ÉLÉMENTS: Sie kommen zum Fazit, daß es einen keineswegs auf Großbritannien beschränkten Bruch zwischen den Anywheres und den Somewheres gibt, der durch sozio-ökonomische und kulturelle Faktoren bedingt ist. Könnten Sie die Methode skizzieren, die Ihnen nicht nur erlaubte, diese Kategorien zu definieren, sondern zudem auch den jeweiligen Anteil dieser beiden »Clans« in der englischen Gesellschaft zu quantifizieren?
DAVID GOODHART: Die Methode ist nicht sehr kompliziert. Ich habe mich schlicht und einfach mit der Meinungs- und »Werte«-Forschung intensiv auseinandergesetzt, speziell dem unersetzlichen »British Social Attitudes Survey« [eine seit 1983 durchgeführte jährliche Umfrage, deren Ziel es ist, die Meinungsentwicklung der Briten bezüglich einer ganzen Reihe sozialer Themen einzuschätzen – A.d.Ü.]. Ich analysierte die Standpunkte und Gesinnungen der Befragten, abhängig von verschiedenen sozialen Kriterien, insbesondere aber vom Bildungsniveau. Dabei wird deutlich, daß 25 bis 30 Prozent der Bevölkerung eine weitgehend liberale anywhere-Weltsicht vertritt. Diese ist gekennzeichnet durch den eindeutigen Vorzug, den man gesellschaftlicher Öffnung und individueller Freiheit gibt, durch eine wohlwollende Einstellung der Einwanderung gegenüber und einen nur schwach entwickelten Sinn für nationale Zugehörigkeit. Ungefähr die Hälfte der Briten hingegen verfügt im allgemeinen über ein niedrigeres Bildungsniveau – diese nenne ich nun Somewheres –, beharrt mit größerem Nachdruck auf dem vertrauten Charakter von Herkunftsort und Gemeinschaft und zieht die Sicherheit der Freiheit und Neuartigkeit vor.

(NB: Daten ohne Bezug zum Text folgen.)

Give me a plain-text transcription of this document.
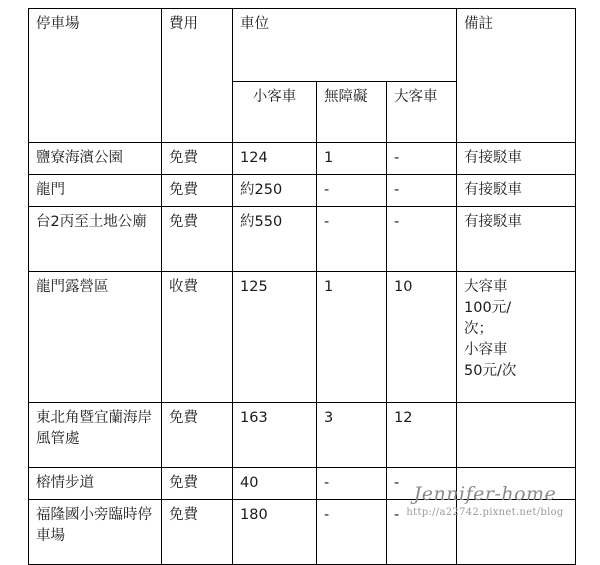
停車場	費用	車位			備註
		小客車	無障礙	大客車	
鹽寮海濱公園	免費	124	1	-	有接駁車
龍門	免費	約250	-	-	有接駁車
台2丙至土地公廟	免費	約550	-	-	有接駁車
龍門露營區	收費	125	1	10	大容車
100元/
次；
小容車
50元/次

東北角暨宜蘭海岸風管處	免費	163	3	12	
榕情步道	免費	40	-	-	
福隆國小旁臨時停車場	免費	180	-	-	
Jennifer-home
http://a22742.pixnet.net/blog
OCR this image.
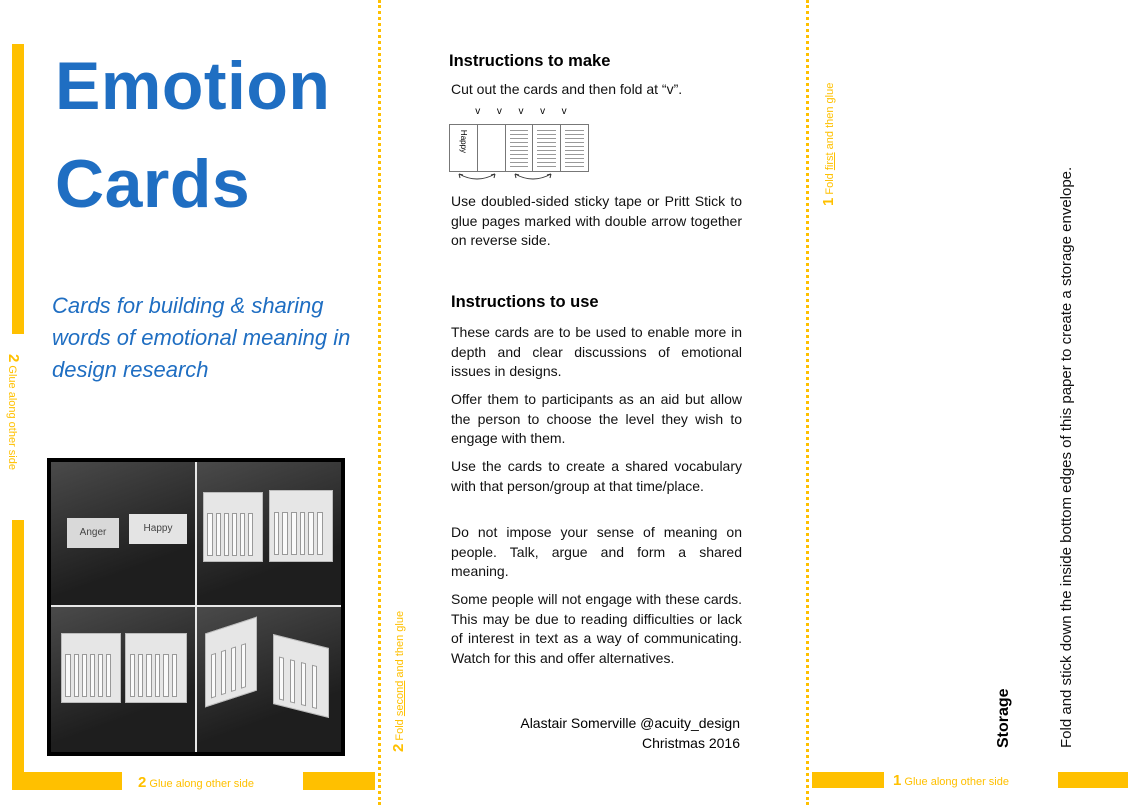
2 Glue along other side
Emotion
Cards
Cards for building & sharing words of emotional meaning in design research
Anger	Happy
2 Glue along other side
Instructions to make
Cut out the cards and then fold at “v”.
v v v v v
Happy
Use doubled-sided sticky tape or Pritt Stick to glue pages marked with double arrow together on reverse side.
Instructions to use
These cards are to be used to enable more in depth and clear discussions of emotional issues in designs.
Offer them to participants as an aid but allow the person to choose the level they wish to engage with them.
Use the cards to create a shared vocabulary with that person/group at that time/place.
Do not impose your sense of meaning on people. Talk, argue and form a shared meaning.
Some people will not engage with these cards. This may be due to reading difficulties or lack of interest in text as a way of communicating. Watch for this and offer alternatives.
Alastair Somerville @acuity_design
Christmas 2016
2 Fold second and then glue
1 Fold first and then glue
Storage	Fold and stick down the inside bottom edges of this paper to create a storage envelope.
1 Glue along other side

Natürlich handelt es sich hier um holzschnittartige, etwas unscharfe Weltanschauungsentwürfe, und es läßt sich über den jeweiligen Anteil der Bevölkerung, den ich der einen oder anderen Gruppe zuordne, immer streiten. Auch muß einem klar sein, daß sich sowohl Anywheres als auch Somewheres in unzählige Unterkategorien aufsplittern. So findet man am äußersten Rand der Anywheres die wahren Bewohner des »globalen Dorfes«, die nur drei bis fünf Prozent der Bevölkerung ausmachen. Und am äußersten Rand der Somewheres tummeln sich die hartgesottenen Xenophoben, auch diese ungefähr fünf Prozent der Bevölkerung ausmachend. Eine ebenfalls wichtige Gruppe – etwa ein Viertel der Bevölkerung – teilt ungefähr zu gleichen Teilen beide Weltanschauungen: ich habe sie – verzeihen sie meine Phantasielosigkeit! – die Inbetweeners (etwa »Dazwischen-Menschen«) genannt.

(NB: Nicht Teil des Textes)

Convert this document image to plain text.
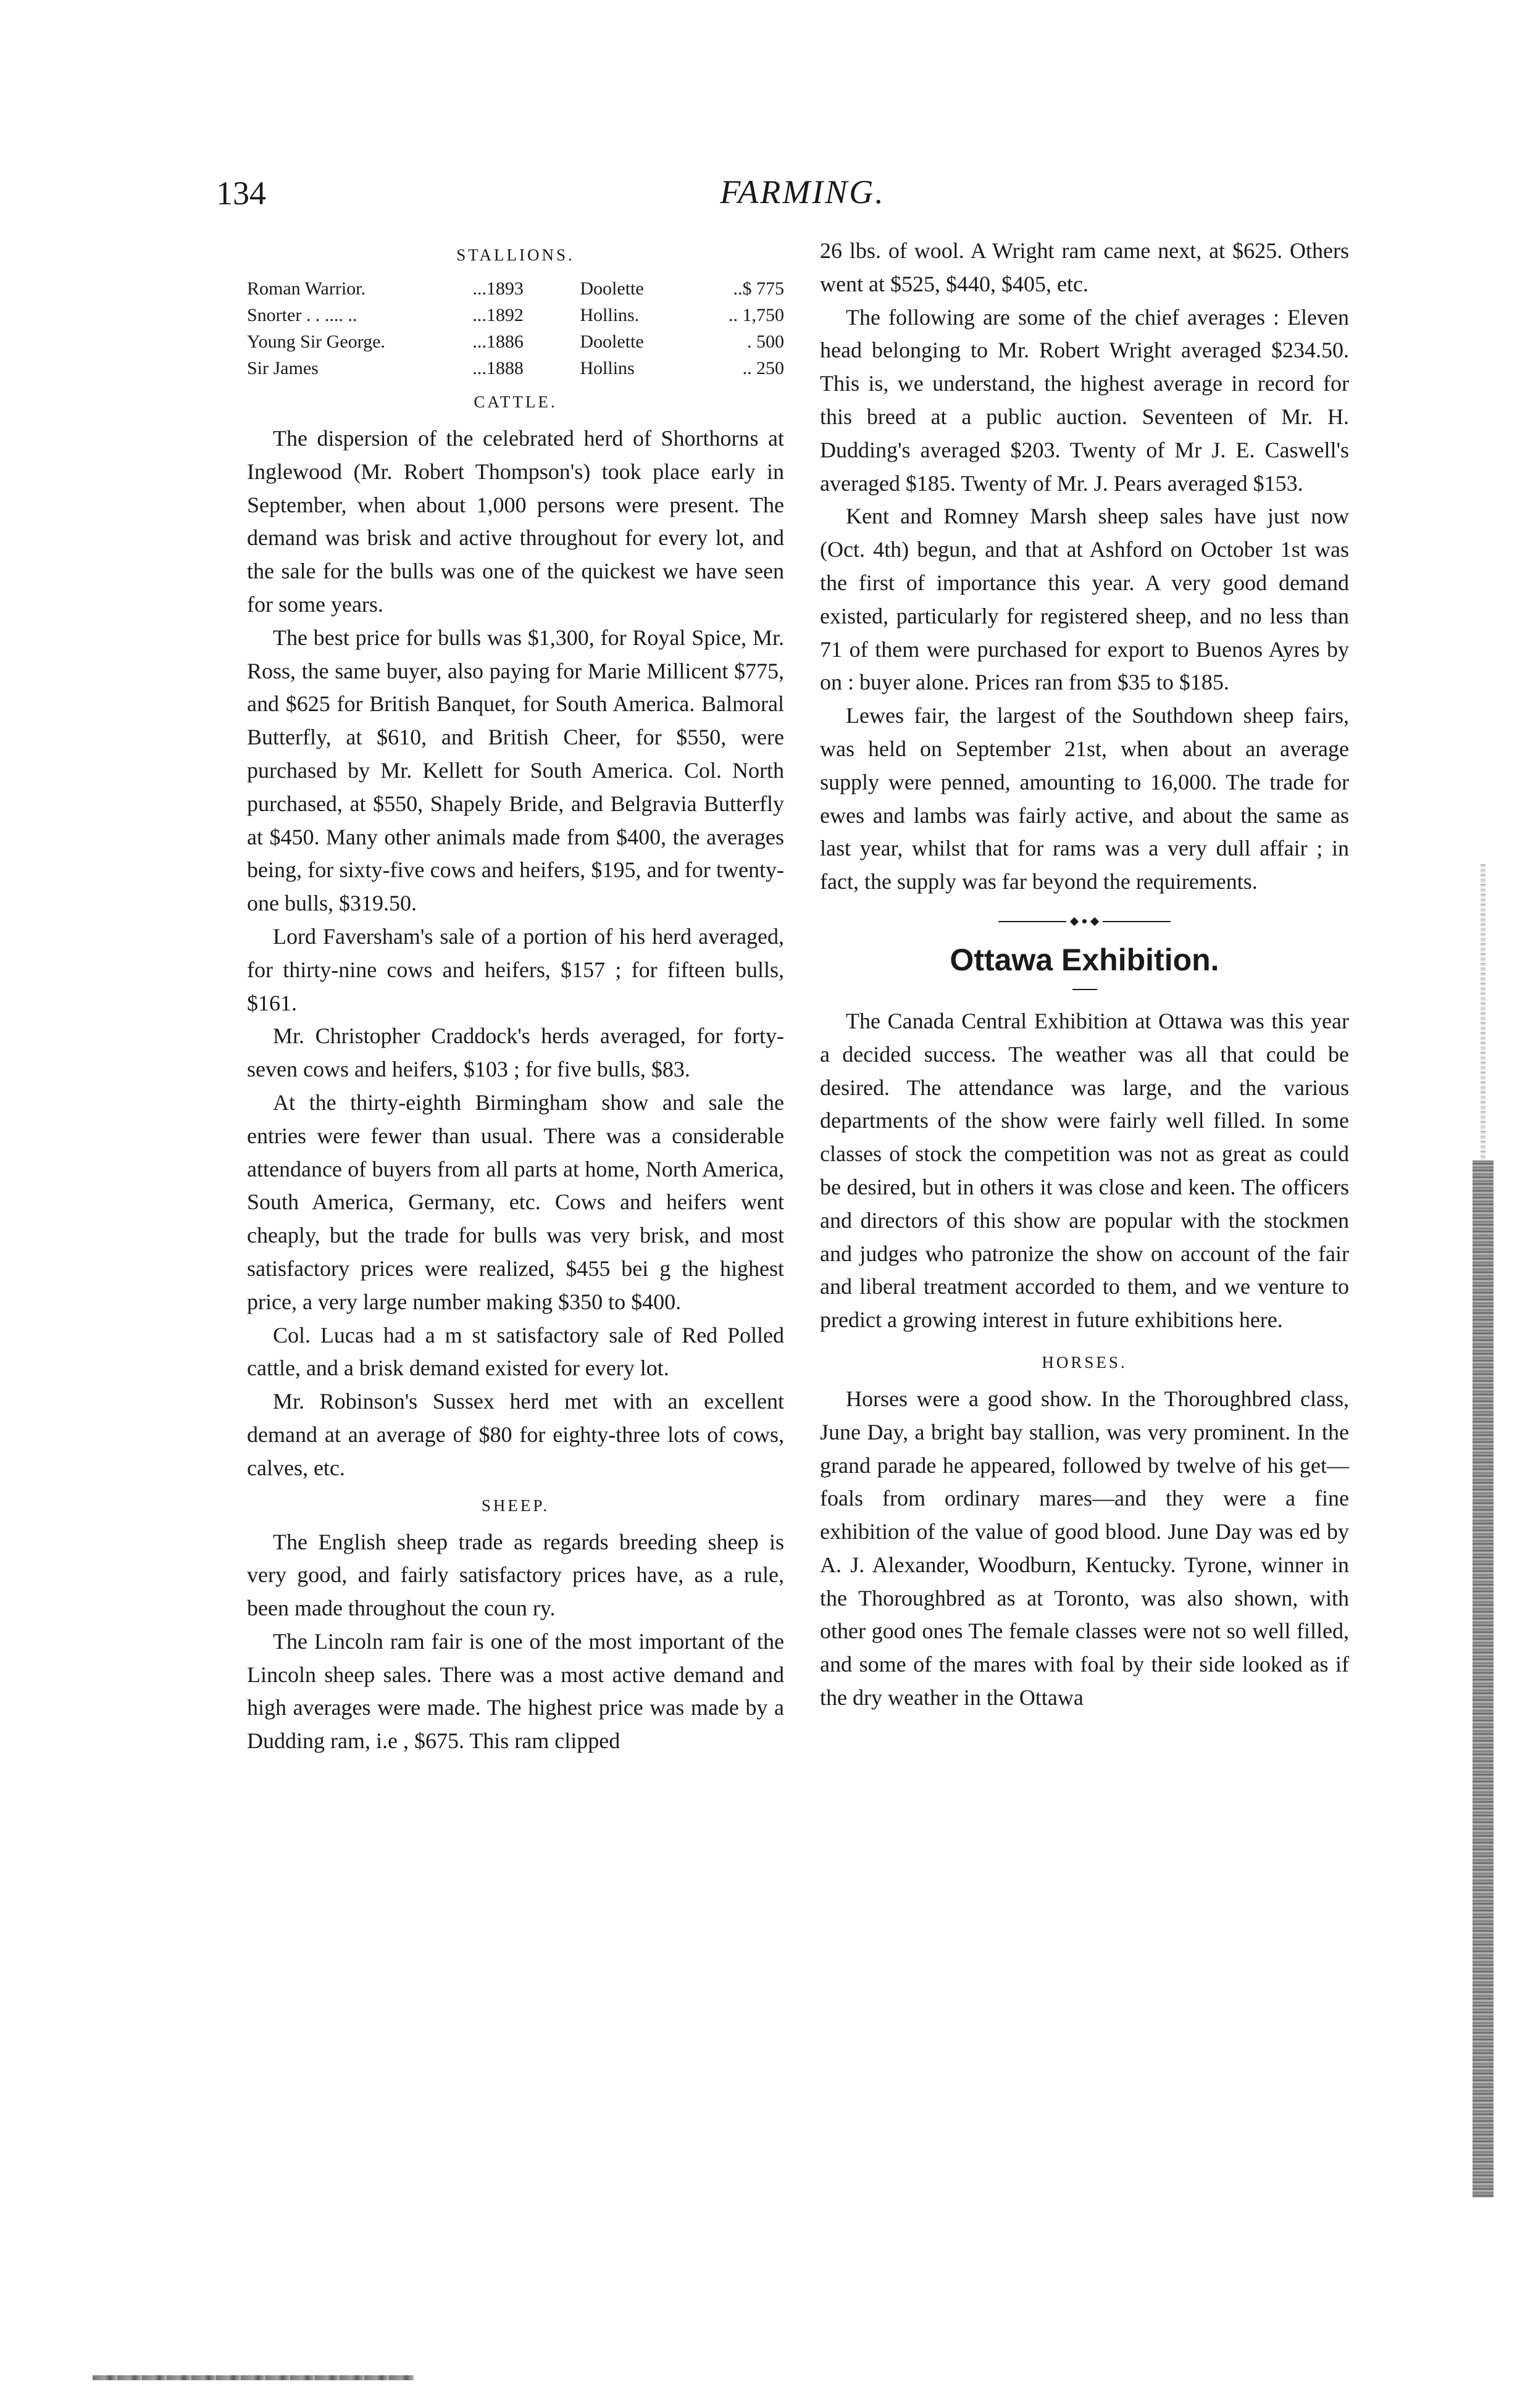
134	FARMING.
STALLIONS.
Roman Warrior.	...1893	Doolette	..$ 775
Snorter . . .... ..	...1892	Hollins.	.. 1,750
Young Sir George.	...1886	Doolette	. 500
Sir James	...1888	Hollins	.. 250
CATTLE.

The dispersion of the celebrated herd of Shorthorns at Inglewood (Mr. Robert Thompson's) took place early in September, when about 1,000 persons were present. The demand was brisk and active throughout for every lot, and the sale for the bulls was one of the quickest we have seen for some years.

The best price for bulls was $1,300, for Royal Spice, Mr. Ross, the same buyer, also paying for Marie Millicent $775, and $625 for British Banquet, for South America. Balmoral Butterfly, at $610, and British Cheer, for $550, were purchased by Mr. Kellett for South America. Col. North purchased, at $550, Shapely Bride, and Belgravia Butterfly at $450. Many other animals made from $400, the averages being, for sixty-five cows and heifers, $195, and for twenty-one bulls, $319.50.

Lord Faversham's sale of a portion of his herd averaged, for thirty-nine cows and heifers, $157 ; for fifteen bulls, $161.

Mr. Christopher Craddock's herds averaged, for forty-seven cows and heifers, $103 ; for five bulls, $83.

At the thirty-eighth Birmingham show and sale the entries were fewer than usual. There was a considerable attendance of buyers from all parts at home, North America, South America, Germany, etc. Cows and heifers went cheaply, but the trade for bulls was very brisk, and most satisfactory prices were realized, $455 bei g the highest price, a very large number making $350 to $400.

Col. Lucas had a m st satisfactory sale of Red Polled cattle, and a brisk demand existed for every lot.

Mr. Robinson's Sussex herd met with an excellent demand at an average of $80 for eighty-three lots of cows, calves, etc.

SHEEP.

The English sheep trade as regards breeding sheep is very good, and fairly satisfactory prices have, as a rule, been made throughout the coun ry.

The Lincoln ram fair is one of the most important of the Lincoln sheep sales. There was a most active demand and high averages were made. The highest price was made by a Dudding ram, i.e , $675. This ram clipped

26 lbs. of wool. A Wright ram came next, at $625. Others went at $525, $440, $405, etc.

The following are some of the chief averages : Eleven head belonging to Mr. Robert Wright averaged $234.50. This is, we understand, the highest average in record for this breed at a public auction. Seventeen of Mr. H. Dudding's averaged $203. Twenty of Mr J. E. Caswell's averaged $185. Twenty of Mr. J. Pears averaged $153.

Kent and Romney Marsh sheep sales have just now (Oct. 4th) begun, and that at Ashford on October 1st was the first of importance this year. A very good demand existed, particularly for registered sheep, and no less than 71 of them were purchased for export to Buenos Ayres by on : buyer alone. Prices ran from $35 to $185.

Lewes fair, the largest of the Southdown sheep fairs, was held on September 21st, when about an average supply were penned, amounting to 16,000. The trade for ewes and lambs was fairly active, and about the same as last year, whilst that for rams was a very dull affair ; in fact, the supply was far beyond the requirements.

Ottawa Exhibition.

The Canada Central Exhibition at Ottawa was this year a decided success. The weather was all that could be desired. The attendance was large, and the various departments of the show were fairly well filled. In some classes of stock the competition was not as great as could be desired, but in others it was close and keen. The officers and directors of this show are popular with the stockmen and judges who patronize the show on account of the fair and liberal treatment accorded to them, and we venture to predict a growing interest in future exhibitions here.

HORSES.

Horses were a good show. In the Thoroughbred class, June Day, a bright bay stallion, was very prominent. In the grand parade he appeared, followed by twelve of his get—foals from ordinary mares—and they were a fine exhibition of the value of good blood. June Day was ed by A. J. Alexander, Woodburn, Kentucky. Tyrone, winner in the Thoroughbred as at Toronto, was also shown, with other good ones The female classes were not so well filled, and some of the mares with foal by their side looked as if the dry weather in the Ottawa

Wie dem auch sei: Die Briten, mit diesen von mir geschaffenen Etiketten versehen, sind von der Gesellschaftsentwicklung objektiv betroffen und verorten sich selbst subjektiv und zum Spaß entweder in der einen oder der anderen Gruppe, wobei die meisten der individuellen Existenzen viel zu idiosynkratisch und einzigartig sind, um paßgenau der einen der beiden Kategorien zu entsprechen. Nichtsdestoweniger hilft uns diese Etikettierung, einige grundlegende Tendenzen zu verstehen, die heute in den westlichen Gesellschaften am Werk sind. Ich glaube, daß die fundamentalen Unterschiede zwischen den Anywheres und den Somewheres in ihren jeweiligen Einstellungen zu Gruppenzugehörigkeit und Wandel zu suchen sind. Den Anywheres eignet gewöhnlicherweise das, was man eine »absolute Identität« zu nennen pflegt: Sie fußt auf ihrem schulischen und professionellen Erfolg, der sie wiederum dazu befähigt, geschickter auf den Wogen der Modernität zu segeln. Den Somewheres hingegen möchte man eher eine »relative Identität« zusprechen, gegründet auf der Stabilität des Ortes und der Gemeinschaft. Deshalb werden die Identitäten der Somewheres durch den gesellschaftlichen Wandel auch leichter erschüttert. Was man sich ständig vergegenwärtigen muß, ist die Tatsache, daß beide Weltzugriffe ganz und gar angemessen und berechtigt sind, zumindest in ihrer gemäßigten Form. Das Problem beginnt dort, wo sie in manchen Bereichen des gesellschaftlichen Lebens so heftig aufeinanderprallen, daß dieser Gegensatz zur Ursache der aktuellen politischen Instabilität wird.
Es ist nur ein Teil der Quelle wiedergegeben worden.